On Thursday, Netflix (NFLX) received a positive review from Wall Street before the release of its fourth-quarter earnings results, which extended the recent success of the streaming company’s shares.
Andrew Uerkwitz, an analyst from Jefferies, upgraded the stock from Hold to Buy and raised his price target from $310 to $385 per share, citing long-term growth drivers such as the introduction of an advertising tier on the platform, as well as its efforts to prevent password sharing.
Uerkwitz stated in his note to clients that the introduction of advertising video-on-demand service will take some time, however, once it does, paired with the efforts to curb password sharing, it will drive significant top-line growth.
He also projected that Netflix’s revenue and adjusted Earnings Before Interest, Taxes, Depreciation, and Amortization (EBITDA) will surpass Wall Street’s expectations in 2024, leading to an expansion of profit margins and a return to the historical average valuation of the stock.

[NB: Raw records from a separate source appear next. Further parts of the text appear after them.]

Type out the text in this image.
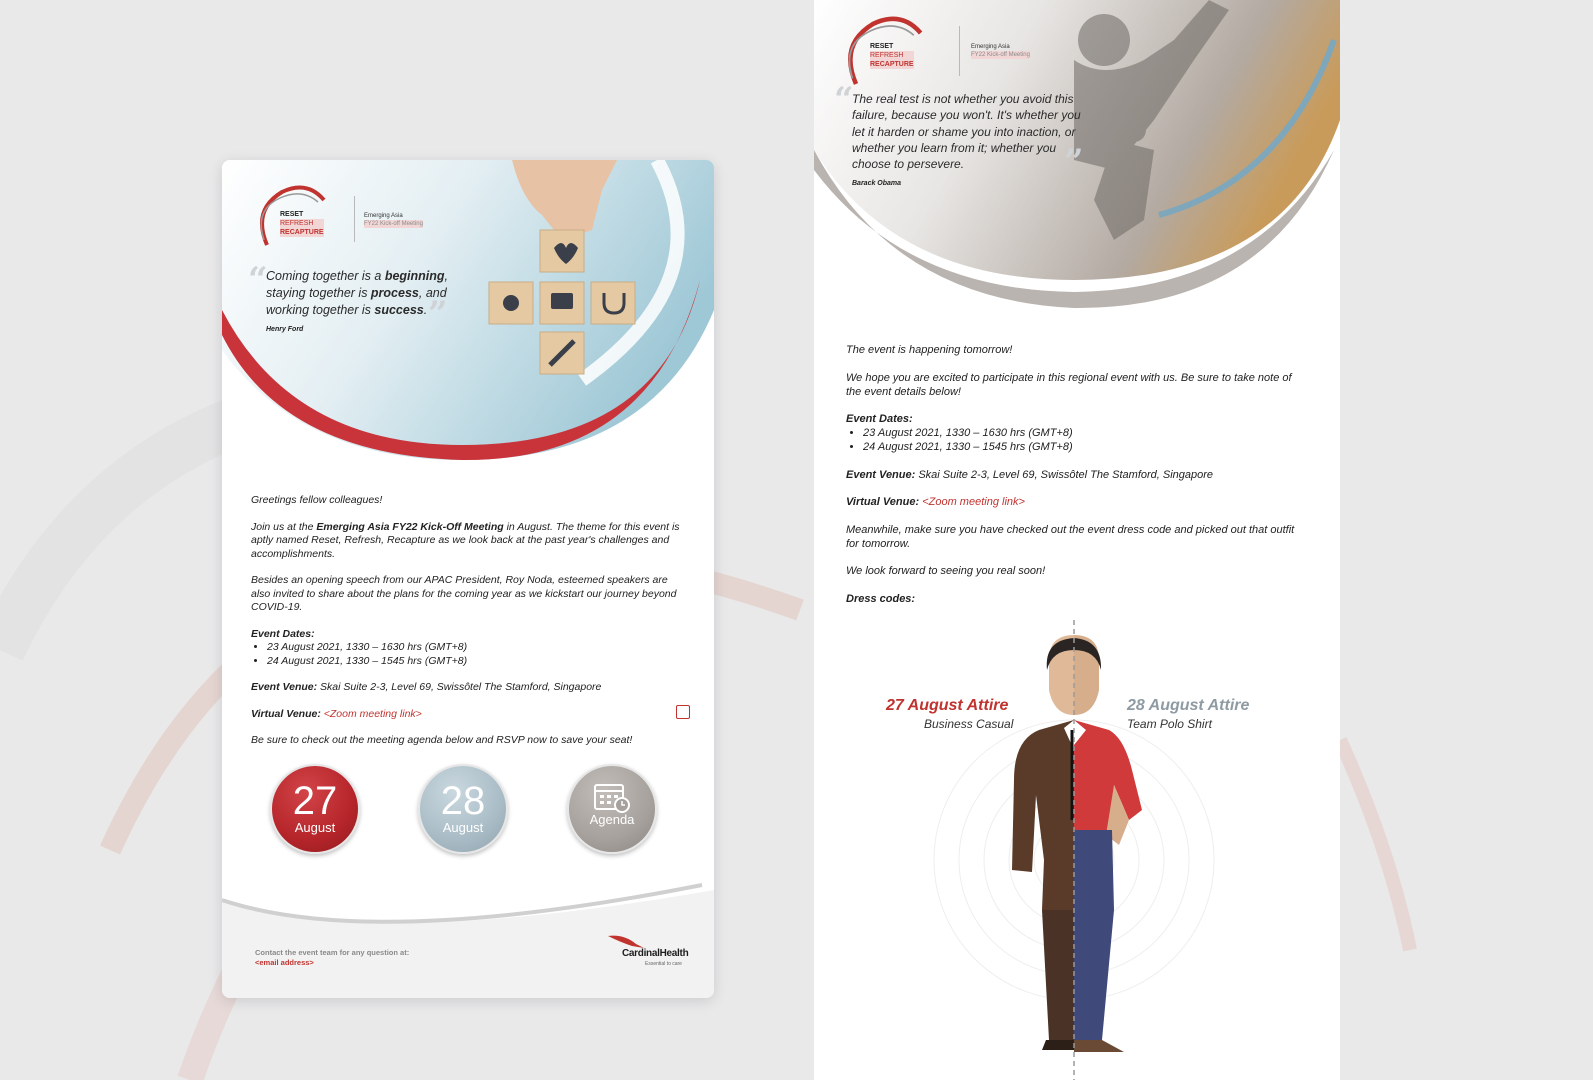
RESET
REFRESH
RECAPTURE
Emerging Asia
FY22 Kick-off Meeting
“
Coming together is a beginning,
staying together is process, and
working together is success. ”
Henry Ford

Greetings fellow colleagues!

Join us at the Emerging Asia FY22 Kick-Off Meeting in August. The theme for this event is aptly named Reset, Refresh, Recapture as we look back at the past year's challenges and accomplishments.

Besides an opening speech from our APAC President, Roy Noda, esteemed speakers are also invited to share about the plans for the coming year as we kickstart our journey beyond COVID-19.

Event Dates:
• 23 August 2021, 1330 – 1630 hrs (GMT+8)
• 24 August 2021, 1330 – 1545 hrs (GMT+8)

Event Venue: Skai Suite 2-3, Level 69, Swissôtel The Stamford, Singapore

Virtual Venue: <Zoom meeting link>

Be sure to check out the meeting agenda below and RSVP now to save your seat!

27
August
28
August
Agenda
Contact the event team for any question at:
<email address>
CardinalHealth
Essential to care
RESET
REFRESH
RECAPTURE
Emerging Asia
FY22 Kick-off Meeting
“
The real test is not whether you avoid this
failure, because you won't. It's whether you
let it harden or shame you into inaction, or
whether you learn from it; whether you
choose to persevere.	”
Barack Obama

The event is happening tomorrow!

We hope you are excited to participate in this regional event with us. Be sure to take note of the event details below!

Event Dates:
• 23 August 2021, 1330 – 1630 hrs (GMT+8)
• 24 August 2021, 1330 – 1545 hrs (GMT+8)

Event Venue: Skai Suite 2-3, Level 69, Swissôtel The Stamford, Singapore

Virtual Venue: <Zoom meeting link>

Meanwhile, make sure you have checked out the event dress code and picked out that outfit for tomorrow.

We look forward to seeing you real soon!

Dress codes:

27 August Attire
Business Casual
28 August Attire
Team Polo Shirt
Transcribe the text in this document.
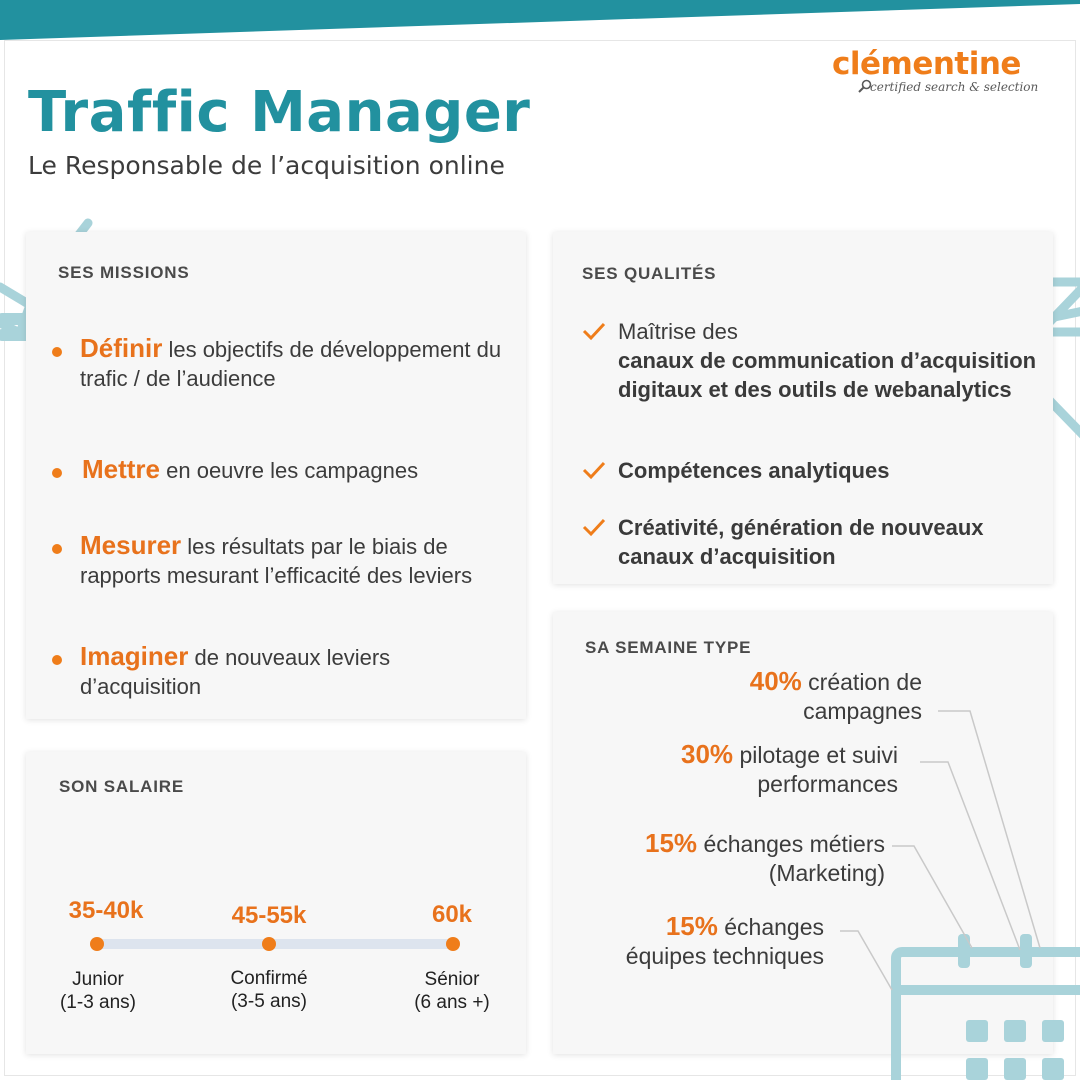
clémentine
certified search & selection
Traffic Manager
Le Responsable de l’acquisition online
SES MISSIONS
Définir les objectifs de développement du trafic / de l’audience
Mettre en oeuvre les campagnes
Mesurer les résultats par le biais de rapports mesurant l’efficacité des leviers
Imaginer de nouveaux leviers d’acquisition
SES QUALITÉS
Maîtrise des
canaux de communication d’acquisition digitaux et des outils de webanalytics
Compétences analytiques
Créativité, génération de nouveaux canaux d’acquisition
SON SALAIRE
35-40k	45-55k	60k
Junior
(1-3 ans)
Confirmé
(3-5 ans)
Sénior
(6 ans +)
SA SEMAINE TYPE
40% création de
campagnes
30% pilotage et suivi
performances
15% échanges métiers
(Marketing)
15% échanges
équipes techniques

On Thursday, the shares of streaming giant Netflix (NFLX) experienced a 1% increase in value. This performance follows a substantial upward trend in the company’s stock over the past six months, with a 90% increase. Additionally, Netflix’s shares have outperformed the broader market, as evidenced by a 10% increase in January, in contrast to the 2% gain of the Nasdaq Composite.
Netflix’s stock analysis
Previously this week, Goldman Sachs revised their estimates for Netflix’s revenue per user and GAAP operating income, citing the depreciation of the US dollar as a reason. Additionally, the company also raised its target price for the stock from $200 to $225 per share.

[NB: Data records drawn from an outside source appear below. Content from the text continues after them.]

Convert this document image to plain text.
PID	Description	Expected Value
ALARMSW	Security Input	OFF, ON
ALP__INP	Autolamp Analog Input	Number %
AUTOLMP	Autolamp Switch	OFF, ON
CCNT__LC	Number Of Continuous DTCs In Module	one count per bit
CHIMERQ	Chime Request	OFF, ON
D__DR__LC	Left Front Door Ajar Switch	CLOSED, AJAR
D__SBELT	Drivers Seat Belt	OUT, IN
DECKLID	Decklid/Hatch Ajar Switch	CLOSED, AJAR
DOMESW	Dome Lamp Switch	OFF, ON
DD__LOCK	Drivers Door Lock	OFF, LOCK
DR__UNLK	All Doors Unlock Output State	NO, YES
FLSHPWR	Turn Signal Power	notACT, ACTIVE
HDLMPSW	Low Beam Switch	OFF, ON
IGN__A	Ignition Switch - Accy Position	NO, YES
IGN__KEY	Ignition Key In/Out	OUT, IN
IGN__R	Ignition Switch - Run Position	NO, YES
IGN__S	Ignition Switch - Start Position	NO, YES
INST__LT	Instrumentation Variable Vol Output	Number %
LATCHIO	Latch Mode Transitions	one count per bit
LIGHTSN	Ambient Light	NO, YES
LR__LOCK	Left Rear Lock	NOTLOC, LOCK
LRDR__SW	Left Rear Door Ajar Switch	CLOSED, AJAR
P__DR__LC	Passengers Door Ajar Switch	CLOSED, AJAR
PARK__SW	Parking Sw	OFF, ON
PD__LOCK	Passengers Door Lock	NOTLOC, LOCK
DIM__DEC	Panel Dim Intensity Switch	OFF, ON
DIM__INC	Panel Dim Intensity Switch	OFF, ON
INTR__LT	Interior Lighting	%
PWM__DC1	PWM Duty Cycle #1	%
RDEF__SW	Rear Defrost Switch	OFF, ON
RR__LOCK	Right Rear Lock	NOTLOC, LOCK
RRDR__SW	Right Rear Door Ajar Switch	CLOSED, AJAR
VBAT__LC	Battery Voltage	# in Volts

Netflix, the streaming giant, is scheduled to release its fourth-quarter earnings report on January 19th after the market closes. This report will be closely watched by analysts and investors alike, as they set high expectations for the company’s performance.
JPMorgan, for instance, anticipates that Netflix will add 4.75 million subscribers during the fourth quarter, which is higher than both the consensus estimates and the company’s guidance of 4.5 million. This high expectation for subscriber growth is not surprising, considering the company’s track record of steady growth in its subscriber base and its dominance in the streaming market.

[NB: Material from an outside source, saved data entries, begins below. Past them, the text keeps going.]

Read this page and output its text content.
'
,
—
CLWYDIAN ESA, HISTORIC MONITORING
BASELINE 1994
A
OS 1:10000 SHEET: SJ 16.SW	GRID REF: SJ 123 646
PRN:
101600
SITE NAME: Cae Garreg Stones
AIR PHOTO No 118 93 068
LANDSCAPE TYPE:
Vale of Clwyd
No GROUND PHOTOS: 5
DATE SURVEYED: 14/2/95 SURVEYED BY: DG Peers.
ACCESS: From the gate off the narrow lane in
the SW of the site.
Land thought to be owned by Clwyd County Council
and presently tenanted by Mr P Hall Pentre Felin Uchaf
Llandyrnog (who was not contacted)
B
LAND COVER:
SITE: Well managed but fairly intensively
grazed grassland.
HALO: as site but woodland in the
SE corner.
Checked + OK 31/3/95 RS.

The company’s ability to continuously add new subscribers, especially amid a global pandemic, is a testament to the strength of its content offerings and its ability to adapt to changing consumer preferences. Additionally, the company’s international expansion and its focus on local content creation have also played a key role in its subscriber growth.
Moreover, the company’s recent efforts to expand its advertising capabilities and its efforts to curb password sharing also have the potential to drive its revenue and profitability in the long term. The market will be closely watching the company’s earnings report to see how it has performed in the fourth quarter and to get a sense of the company’s prospects.